As such, we can generate each coefficient in the expansion of $(x+y)^n$ from the last.

Let us illustrate this by an example. Suppose we wish to generate the coefficients corresponding to the expansion of $(x+y)^6$. We know it must begin with a $1$, so we write that down.

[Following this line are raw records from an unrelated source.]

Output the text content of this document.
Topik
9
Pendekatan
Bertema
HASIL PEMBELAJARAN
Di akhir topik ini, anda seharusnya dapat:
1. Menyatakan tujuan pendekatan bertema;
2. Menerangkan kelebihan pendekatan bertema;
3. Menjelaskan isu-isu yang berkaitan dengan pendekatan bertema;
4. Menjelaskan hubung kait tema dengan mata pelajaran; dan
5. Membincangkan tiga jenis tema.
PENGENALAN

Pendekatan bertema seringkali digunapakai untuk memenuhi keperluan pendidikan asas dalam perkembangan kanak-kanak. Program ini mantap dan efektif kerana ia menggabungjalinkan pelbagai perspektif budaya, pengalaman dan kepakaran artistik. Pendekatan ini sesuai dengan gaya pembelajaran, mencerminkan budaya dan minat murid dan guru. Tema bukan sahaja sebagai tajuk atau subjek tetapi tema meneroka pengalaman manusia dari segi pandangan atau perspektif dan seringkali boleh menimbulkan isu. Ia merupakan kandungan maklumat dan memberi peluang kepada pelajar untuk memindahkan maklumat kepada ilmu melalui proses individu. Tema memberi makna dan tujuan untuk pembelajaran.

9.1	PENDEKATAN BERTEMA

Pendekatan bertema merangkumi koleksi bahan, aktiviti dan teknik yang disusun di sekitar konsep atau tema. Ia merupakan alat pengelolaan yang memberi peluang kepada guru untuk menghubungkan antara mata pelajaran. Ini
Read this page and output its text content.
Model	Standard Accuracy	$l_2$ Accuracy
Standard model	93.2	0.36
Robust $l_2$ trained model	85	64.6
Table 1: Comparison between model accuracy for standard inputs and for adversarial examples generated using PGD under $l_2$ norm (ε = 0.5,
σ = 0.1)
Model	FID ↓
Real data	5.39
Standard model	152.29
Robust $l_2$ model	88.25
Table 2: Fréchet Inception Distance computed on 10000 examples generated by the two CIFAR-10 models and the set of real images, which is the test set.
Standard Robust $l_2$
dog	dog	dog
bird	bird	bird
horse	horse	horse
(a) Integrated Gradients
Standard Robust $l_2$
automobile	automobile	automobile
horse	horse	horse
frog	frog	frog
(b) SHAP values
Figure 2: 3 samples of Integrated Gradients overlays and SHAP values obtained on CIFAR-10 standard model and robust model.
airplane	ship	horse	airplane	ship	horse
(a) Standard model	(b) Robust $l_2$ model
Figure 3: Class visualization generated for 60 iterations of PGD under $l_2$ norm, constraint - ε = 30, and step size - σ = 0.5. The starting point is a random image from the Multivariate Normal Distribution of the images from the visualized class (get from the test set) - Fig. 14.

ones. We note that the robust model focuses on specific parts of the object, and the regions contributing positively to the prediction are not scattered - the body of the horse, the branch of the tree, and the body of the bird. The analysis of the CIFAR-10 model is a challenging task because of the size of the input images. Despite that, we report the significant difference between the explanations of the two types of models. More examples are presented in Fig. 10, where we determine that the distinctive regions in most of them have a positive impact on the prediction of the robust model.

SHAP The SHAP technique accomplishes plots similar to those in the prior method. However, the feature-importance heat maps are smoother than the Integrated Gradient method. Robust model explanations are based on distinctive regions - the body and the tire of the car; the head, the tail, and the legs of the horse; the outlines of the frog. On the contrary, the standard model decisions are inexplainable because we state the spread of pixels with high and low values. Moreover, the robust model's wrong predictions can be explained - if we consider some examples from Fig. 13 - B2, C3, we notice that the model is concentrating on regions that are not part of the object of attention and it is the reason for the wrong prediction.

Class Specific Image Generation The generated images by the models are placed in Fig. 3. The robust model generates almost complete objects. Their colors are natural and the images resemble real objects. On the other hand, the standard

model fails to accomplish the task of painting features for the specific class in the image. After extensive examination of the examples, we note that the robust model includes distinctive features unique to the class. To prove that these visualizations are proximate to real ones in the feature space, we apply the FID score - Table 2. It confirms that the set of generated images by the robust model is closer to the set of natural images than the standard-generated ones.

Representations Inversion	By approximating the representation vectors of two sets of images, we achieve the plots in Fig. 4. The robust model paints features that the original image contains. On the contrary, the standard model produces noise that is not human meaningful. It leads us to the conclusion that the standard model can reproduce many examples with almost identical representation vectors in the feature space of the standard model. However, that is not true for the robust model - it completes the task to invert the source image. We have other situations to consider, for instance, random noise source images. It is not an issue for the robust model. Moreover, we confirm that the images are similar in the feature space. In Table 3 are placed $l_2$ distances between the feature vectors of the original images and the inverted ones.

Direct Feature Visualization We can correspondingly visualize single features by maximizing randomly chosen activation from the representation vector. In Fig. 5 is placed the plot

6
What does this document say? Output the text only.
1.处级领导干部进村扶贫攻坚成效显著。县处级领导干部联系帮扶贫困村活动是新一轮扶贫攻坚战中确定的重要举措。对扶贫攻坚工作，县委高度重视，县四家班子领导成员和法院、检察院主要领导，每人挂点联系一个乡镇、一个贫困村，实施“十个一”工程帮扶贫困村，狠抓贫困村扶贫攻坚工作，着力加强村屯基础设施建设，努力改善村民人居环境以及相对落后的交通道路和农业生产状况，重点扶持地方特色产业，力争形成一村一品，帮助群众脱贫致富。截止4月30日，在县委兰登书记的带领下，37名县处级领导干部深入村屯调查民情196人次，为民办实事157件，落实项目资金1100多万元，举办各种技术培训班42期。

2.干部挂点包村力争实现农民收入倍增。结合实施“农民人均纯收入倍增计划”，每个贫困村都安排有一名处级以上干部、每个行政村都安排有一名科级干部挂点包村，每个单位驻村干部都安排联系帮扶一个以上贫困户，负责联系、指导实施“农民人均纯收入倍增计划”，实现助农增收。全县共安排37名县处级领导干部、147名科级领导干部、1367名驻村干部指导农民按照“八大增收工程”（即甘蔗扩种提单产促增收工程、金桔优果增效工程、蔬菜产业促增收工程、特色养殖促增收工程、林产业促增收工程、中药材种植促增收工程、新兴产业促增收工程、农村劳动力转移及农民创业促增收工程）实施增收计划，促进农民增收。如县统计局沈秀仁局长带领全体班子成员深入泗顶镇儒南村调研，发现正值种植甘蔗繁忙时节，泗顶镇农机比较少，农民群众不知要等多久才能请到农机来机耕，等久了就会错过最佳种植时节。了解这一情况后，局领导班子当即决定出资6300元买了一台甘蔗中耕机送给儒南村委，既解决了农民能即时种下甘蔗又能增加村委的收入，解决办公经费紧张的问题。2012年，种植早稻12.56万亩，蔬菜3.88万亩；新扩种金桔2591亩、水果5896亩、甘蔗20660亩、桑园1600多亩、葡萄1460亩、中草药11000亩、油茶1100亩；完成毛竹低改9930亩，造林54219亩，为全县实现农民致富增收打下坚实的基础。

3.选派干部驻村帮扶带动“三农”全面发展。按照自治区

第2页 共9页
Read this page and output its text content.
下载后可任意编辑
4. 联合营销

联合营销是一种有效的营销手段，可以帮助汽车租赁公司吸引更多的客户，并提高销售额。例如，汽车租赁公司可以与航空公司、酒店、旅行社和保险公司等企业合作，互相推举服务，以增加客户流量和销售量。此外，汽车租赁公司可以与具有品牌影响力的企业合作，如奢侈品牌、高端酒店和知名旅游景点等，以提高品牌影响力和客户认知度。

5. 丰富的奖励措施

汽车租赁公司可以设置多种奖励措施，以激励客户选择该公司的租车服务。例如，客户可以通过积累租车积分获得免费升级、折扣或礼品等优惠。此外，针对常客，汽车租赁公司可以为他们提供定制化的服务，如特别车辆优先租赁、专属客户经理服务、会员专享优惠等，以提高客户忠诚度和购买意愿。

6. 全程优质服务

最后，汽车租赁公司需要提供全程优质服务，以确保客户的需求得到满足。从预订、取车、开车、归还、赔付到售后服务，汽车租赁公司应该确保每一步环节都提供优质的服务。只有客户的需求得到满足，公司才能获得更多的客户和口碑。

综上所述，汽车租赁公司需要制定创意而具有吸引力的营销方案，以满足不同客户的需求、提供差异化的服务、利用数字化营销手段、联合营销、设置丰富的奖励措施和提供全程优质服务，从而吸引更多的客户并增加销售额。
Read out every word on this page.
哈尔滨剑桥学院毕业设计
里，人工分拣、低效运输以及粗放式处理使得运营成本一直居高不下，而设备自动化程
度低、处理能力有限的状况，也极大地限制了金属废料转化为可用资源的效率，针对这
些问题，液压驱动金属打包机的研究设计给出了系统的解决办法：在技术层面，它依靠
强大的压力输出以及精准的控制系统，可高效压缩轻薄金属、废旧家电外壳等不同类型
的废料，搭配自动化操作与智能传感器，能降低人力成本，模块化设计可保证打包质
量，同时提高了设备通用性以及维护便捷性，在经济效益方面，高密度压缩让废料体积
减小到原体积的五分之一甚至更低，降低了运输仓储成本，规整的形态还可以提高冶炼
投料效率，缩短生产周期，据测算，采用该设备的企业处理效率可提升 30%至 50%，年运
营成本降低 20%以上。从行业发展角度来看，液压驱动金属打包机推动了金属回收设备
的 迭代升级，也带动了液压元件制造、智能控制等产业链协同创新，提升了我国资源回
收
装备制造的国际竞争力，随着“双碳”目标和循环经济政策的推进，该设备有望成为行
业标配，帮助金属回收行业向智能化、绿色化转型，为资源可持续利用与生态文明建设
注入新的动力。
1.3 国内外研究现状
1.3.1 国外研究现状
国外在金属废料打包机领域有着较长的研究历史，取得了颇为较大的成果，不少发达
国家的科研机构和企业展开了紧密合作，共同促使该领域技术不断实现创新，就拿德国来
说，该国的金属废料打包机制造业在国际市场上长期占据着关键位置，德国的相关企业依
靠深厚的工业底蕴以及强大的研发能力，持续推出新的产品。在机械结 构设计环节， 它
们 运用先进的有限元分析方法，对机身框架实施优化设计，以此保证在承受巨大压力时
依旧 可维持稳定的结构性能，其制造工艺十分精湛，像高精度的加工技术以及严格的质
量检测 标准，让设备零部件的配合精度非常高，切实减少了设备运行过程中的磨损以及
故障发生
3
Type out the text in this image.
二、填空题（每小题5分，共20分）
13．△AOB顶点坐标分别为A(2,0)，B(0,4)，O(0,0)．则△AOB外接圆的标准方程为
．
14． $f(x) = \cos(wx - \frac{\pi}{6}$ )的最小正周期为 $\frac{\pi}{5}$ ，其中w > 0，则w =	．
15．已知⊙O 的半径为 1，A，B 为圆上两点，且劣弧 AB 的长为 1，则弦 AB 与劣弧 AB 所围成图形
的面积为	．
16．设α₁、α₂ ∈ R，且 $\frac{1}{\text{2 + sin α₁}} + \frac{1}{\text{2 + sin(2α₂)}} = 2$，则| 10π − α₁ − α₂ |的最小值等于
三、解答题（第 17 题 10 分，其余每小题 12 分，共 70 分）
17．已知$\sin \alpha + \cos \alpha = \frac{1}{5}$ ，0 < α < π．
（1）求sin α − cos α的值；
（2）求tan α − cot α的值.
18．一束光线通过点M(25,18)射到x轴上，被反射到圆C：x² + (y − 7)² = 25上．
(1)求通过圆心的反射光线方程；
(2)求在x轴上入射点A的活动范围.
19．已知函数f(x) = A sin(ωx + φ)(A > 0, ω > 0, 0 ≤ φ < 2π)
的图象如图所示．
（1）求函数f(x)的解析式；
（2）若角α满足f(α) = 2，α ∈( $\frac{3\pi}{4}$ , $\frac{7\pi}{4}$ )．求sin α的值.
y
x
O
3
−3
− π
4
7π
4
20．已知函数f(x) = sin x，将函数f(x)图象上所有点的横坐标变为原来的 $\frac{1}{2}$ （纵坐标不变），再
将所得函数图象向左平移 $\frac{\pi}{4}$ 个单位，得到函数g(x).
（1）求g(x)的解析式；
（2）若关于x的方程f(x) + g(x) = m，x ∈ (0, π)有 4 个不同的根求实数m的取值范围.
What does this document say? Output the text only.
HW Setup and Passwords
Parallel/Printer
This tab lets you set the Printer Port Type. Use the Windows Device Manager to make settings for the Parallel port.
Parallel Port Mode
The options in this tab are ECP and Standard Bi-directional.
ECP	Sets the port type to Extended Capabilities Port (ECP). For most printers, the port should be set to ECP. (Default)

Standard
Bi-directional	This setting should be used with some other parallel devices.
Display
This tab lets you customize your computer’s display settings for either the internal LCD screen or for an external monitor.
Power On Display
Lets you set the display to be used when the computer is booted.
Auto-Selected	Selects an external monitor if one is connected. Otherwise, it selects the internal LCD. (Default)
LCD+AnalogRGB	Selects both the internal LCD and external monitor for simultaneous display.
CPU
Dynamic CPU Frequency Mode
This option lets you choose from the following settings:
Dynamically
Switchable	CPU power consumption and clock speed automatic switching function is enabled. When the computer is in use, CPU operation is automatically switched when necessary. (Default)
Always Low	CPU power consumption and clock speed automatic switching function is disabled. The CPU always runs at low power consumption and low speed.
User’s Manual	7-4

$$1$$ Then, we multiply this value by the fraction $\frac{n}{1}$. The product gives the coefficient of the second term -- the one corresponding to $x^{n-1}y$. Since in this example, $n=6$, we have: $$1 \times \frac{6}{1} = 6$$ We create a new fraction by decreasing the numerator by 1 and increasing the denominator by 1. The product of this new fraction and our previous value gives the coefficient of the third term -- the one corresponding to $x^{n-2}y^2$. Here, we find this coefficient to be $$6 \times \frac{5}{2} = 15$$ Continuing in this way, decrementing the numerator, incrementing the denominator, and then multiplying the new fraction by the previous value (until we get a 1) yields the rest of the coefficients: $$\begin{array}{rcl} 15 \times \frac{4}{3} &=& 20\\ 20 \times \frac{3}{4} &=& 15\\ 15 \times \frac{2}{5} &=& 6\\ 6 \times \frac{1}{6} &=& 1\\ \end{array}$$ The sequence of coefficients so produced are: 1, 6, 15, 20, 15, 6, 1. This is, of course, the row of Pascal's triangle that provides the coefficients of $(x+y)^6 = x^6 + 6x^5y + 15x^4y^2 + 20x^3y^3 + 15x^2y^4 + 6xy^5 + y^6$, as seen in the version of the triangle below (one with more rows than previously shown):

Consider the speed this last method offers for finding the numbers on the $n^{th}$ row of Pascal's triangle -- and consequently, the expansion of $(a+b)^n$. The following example illustrates things nicely:

Suppose we wanted to find $(2x+3w^2)^7$. First, we generate the coefficients we will need: $$1 \overset{\times \frac{7}{1}}{\longrightarrow} 7 \overset{\times \frac{6}{2}}{\longrightarrow} 21 \overset{\times \frac{5}{3}}{\longrightarrow} 35 \overset{\times \frac{4}{4}}{\longrightarrow} 35 \overset{\times \frac{3}{4}}{\longrightarrow} 21 \overset{\times \frac{2}{5}}{\longrightarrow} 7 \overset{\times \frac{1}{6}}{\longrightarrow} 1$$ This tells us that $$(a+b)^7 = a^7 + 7a^6 b + 21a^5 b^2 + 35 a^4 b^3 + 35 a^3 b^4 + 21 a^2 b^5 + 7 a b^6 + b^7$$ Then, we plug in $a=2x$ and $b=3w^2$ (from the first and second terms of the binomial we seek to square, respectively) and simplify: $$\begin{array}{c} (2x)^7 + 7(2x)^6(3w^2) + 21(2x)^5(3w^2)^2 + 35(2x)^4(3w^2)^3 + \cdots\\ \quad \quad \quad \quad 35 (2x)^3(3w^2)^4 + 21 (2x)^2(3w^2)^5 + 7(2x)(3w^2)^6 + (3w^2)^7\\ \end{array}$$ and then simplify each term to arrive at $$\begin{array} 128x^7 + 1344x^6w^2 + 6048x^5w^4 + 15120x^4 w^6 + 22680 x^3 w^8 + 20412 x^2 w^{10} + 10206 x w^{12} + 2187 w^{14} \end{array}$$

That's clearly a powerful theorem! (Spoiler alert -- we shall see that this just scratches the surface of what the Binomial Theorem can afford us. More on that later!)